Poor, seniors to get free WiFi in 'Frisco

Just when it seemed the free muni-WiFi model was dead, buried, kaput, outtahere, Meraki resurfaced at a press conference with San Francisco Mayor Gavin Newsom to say it would team up with the city to bring free Internet access to 12 low-income housing projects in the Tenderloin as well as provide free WiFi to senior centers throughout the city by the end of the year.

Meraki is building a citywide network it hopes to complete by 2009. About 150,000 of the city's 860,000 residents use the network, according to the mayor. Currently, the network covers about 10 to 13 square miles, which is a fraction of San Francisco's proposed 49-square-mile free WiFi deal but it's a big jump over the 3 square miles Meraki covered about six months ago.
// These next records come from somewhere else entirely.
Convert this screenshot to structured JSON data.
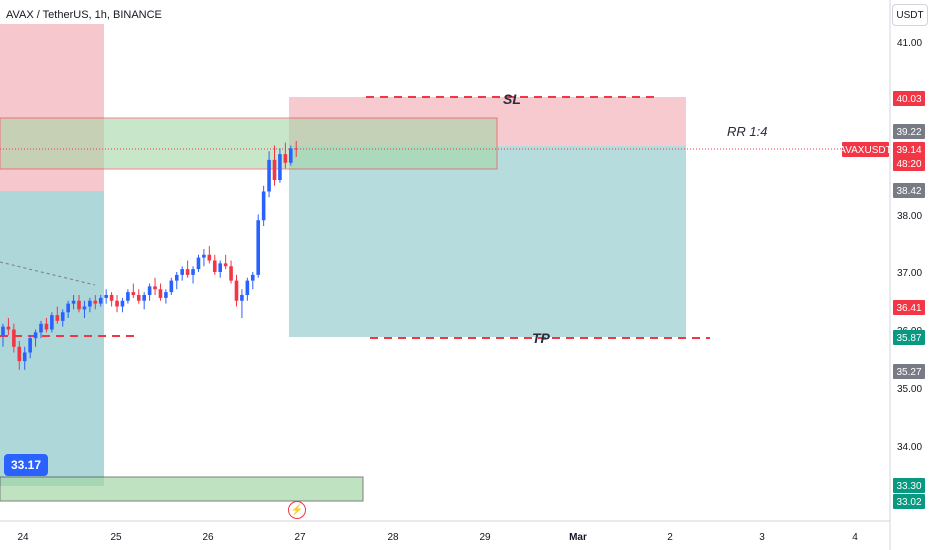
{
  "header": {
    "title": "AVAX / TetherUS, 1h, BINANCE",
    "unit": "USDT"
  },
  "annotations": {
    "sl": "SL",
    "tp": "TP",
    "rr": "RR 1:4",
    "bubble": "33.17"
  },
  "colors": {
    "up": "#2962ff",
    "down": "#f23645",
    "stop_zone": "#f2a9b0",
    "target_zone": "#9fd0d1",
    "green_zone": "#a5d6a7"
  },
  "axis": {
    "y_ticks": [
      "41.00",
      "38.00",
      "37.00",
      "36.00",
      "35.00",
      "34.00"
    ],
    "x_ticks": [
      "24",
      "25",
      "26",
      "27",
      "28",
      "29",
      "Mar",
      "2",
      "3",
      "4"
    ]
  },
  "price_labels": [
    {
      "text": "40.03",
      "kind": "red"
    },
    {
      "text": "39.22",
      "kind": "gray"
    },
    {
      "text": "AVAXUSDT",
      "kind": "symbol"
    },
    {
      "text": "39.14",
      "kind": "red"
    },
    {
      "text": "48:20",
      "kind": "red"
    },
    {
      "text": "38.42",
      "kind": "gray"
    },
    {
      "text": "36.41",
      "kind": "red"
    },
    {
      "text": "35.87",
      "kind": "green"
    },
    {
      "text": "35.27",
      "kind": "gray"
    },
    {
      "text": "33.30",
      "kind": "green"
    },
    {
      "text": "33.02",
      "kind": "green"
    }
  ],
  "chart_data": {
    "type": "candlestick",
    "series": [
      {
        "candles": [
          [
            35.9,
            36.1,
            35.7,
            36.05
          ],
          [
            36.05,
            36.2,
            35.9,
            36.0
          ],
          [
            36.0,
            36.1,
            35.6,
            35.7
          ],
          [
            35.7,
            35.8,
            35.3,
            35.45
          ],
          [
            35.45,
            35.7,
            35.3,
            35.6
          ],
          [
            35.6,
            35.9,
            35.5,
            35.85
          ],
          [
            35.85,
            36.0,
            35.7,
            35.95
          ],
          [
            35.95,
            36.15,
            35.85,
            36.1
          ],
          [
            36.1,
            36.2,
            35.95,
            36.0
          ],
          [
            36.0,
            36.3,
            35.95,
            36.25
          ],
          [
            36.25,
            36.4,
            36.1,
            36.15
          ],
          [
            36.15,
            36.35,
            36.05,
            36.3
          ],
          [
            36.3,
            36.5,
            36.2,
            36.45
          ],
          [
            36.45,
            36.6,
            36.35,
            36.5
          ],
          [
            36.5,
            36.6,
            36.3,
            36.35
          ],
          [
            36.35,
            36.5,
            36.2,
            36.4
          ],
          [
            36.4,
            36.55,
            36.3,
            36.5
          ],
          [
            36.5,
            36.6,
            36.35,
            36.45
          ],
          [
            36.45,
            36.6,
            36.4,
            36.55
          ],
          [
            36.55,
            36.7,
            36.45,
            36.6
          ],
          [
            36.6,
            36.65,
            36.4,
            36.5
          ],
          [
            36.5,
            36.6,
            36.3,
            36.4
          ],
          [
            36.4,
            36.55,
            36.3,
            36.5
          ],
          [
            36.5,
            36.7,
            36.45,
            36.65
          ],
          [
            36.65,
            36.8,
            36.55,
            36.6
          ],
          [
            36.6,
            36.7,
            36.45,
            36.5
          ],
          [
            36.5,
            36.65,
            36.35,
            36.6
          ],
          [
            36.6,
            36.8,
            36.5,
            36.75
          ],
          [
            36.75,
            36.9,
            36.6,
            36.7
          ],
          [
            36.7,
            36.8,
            36.5,
            36.55
          ],
          [
            36.55,
            36.7,
            36.45,
            36.65
          ],
          [
            36.65,
            36.9,
            36.6,
            36.85
          ],
          [
            36.85,
            37.0,
            36.7,
            36.95
          ],
          [
            36.95,
            37.1,
            36.85,
            37.05
          ],
          [
            37.05,
            37.2,
            36.9,
            36.95
          ],
          [
            36.95,
            37.1,
            36.8,
            37.05
          ],
          [
            37.05,
            37.3,
            37.0,
            37.25
          ],
          [
            37.25,
            37.4,
            37.1,
            37.3
          ],
          [
            37.3,
            37.45,
            37.15,
            37.2
          ],
          [
            37.2,
            37.3,
            36.95,
            37.0
          ],
          [
            37.0,
            37.2,
            36.9,
            37.15
          ],
          [
            37.15,
            37.3,
            37.05,
            37.1
          ],
          [
            37.1,
            37.2,
            36.8,
            36.85
          ],
          [
            36.85,
            36.95,
            36.4,
            36.5
          ],
          [
            36.5,
            36.7,
            36.2,
            36.6
          ],
          [
            36.6,
            36.9,
            36.5,
            36.85
          ],
          [
            36.85,
            37.0,
            36.7,
            36.95
          ],
          [
            36.95,
            38.0,
            36.9,
            37.9
          ],
          [
            37.9,
            38.5,
            37.8,
            38.4
          ],
          [
            38.4,
            39.1,
            38.3,
            38.95
          ],
          [
            38.95,
            39.2,
            38.5,
            38.6
          ],
          [
            38.6,
            39.15,
            38.55,
            39.05
          ],
          [
            39.05,
            39.25,
            38.8,
            38.9
          ],
          [
            38.9,
            39.2,
            38.85,
            39.15
          ],
          [
            39.15,
            39.28,
            39.0,
            39.14
          ]
        ]
      }
    ]
  }
}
Meraki is not an ISP, it's a hardware company that makes WiFi equipment and gives away its small WiFi repeaters and network gateways to residents who volunteer to deploy the equipment on rooftops or on their windowsills to create a wireless mesh. In exchange for mounting the gear, Meraki picks up the tab for the Internet service and provides free access through the wireless network to anyone without advertising. In neighborhoods where Meraki is deployed people can access the network while walking down the street or they get a repeater for in-home coverage. Meraki, as the network operator, provides support for the service. Not altogether surprisingly, Meraki has no plans to replicate its completely free WiFi network in other cities.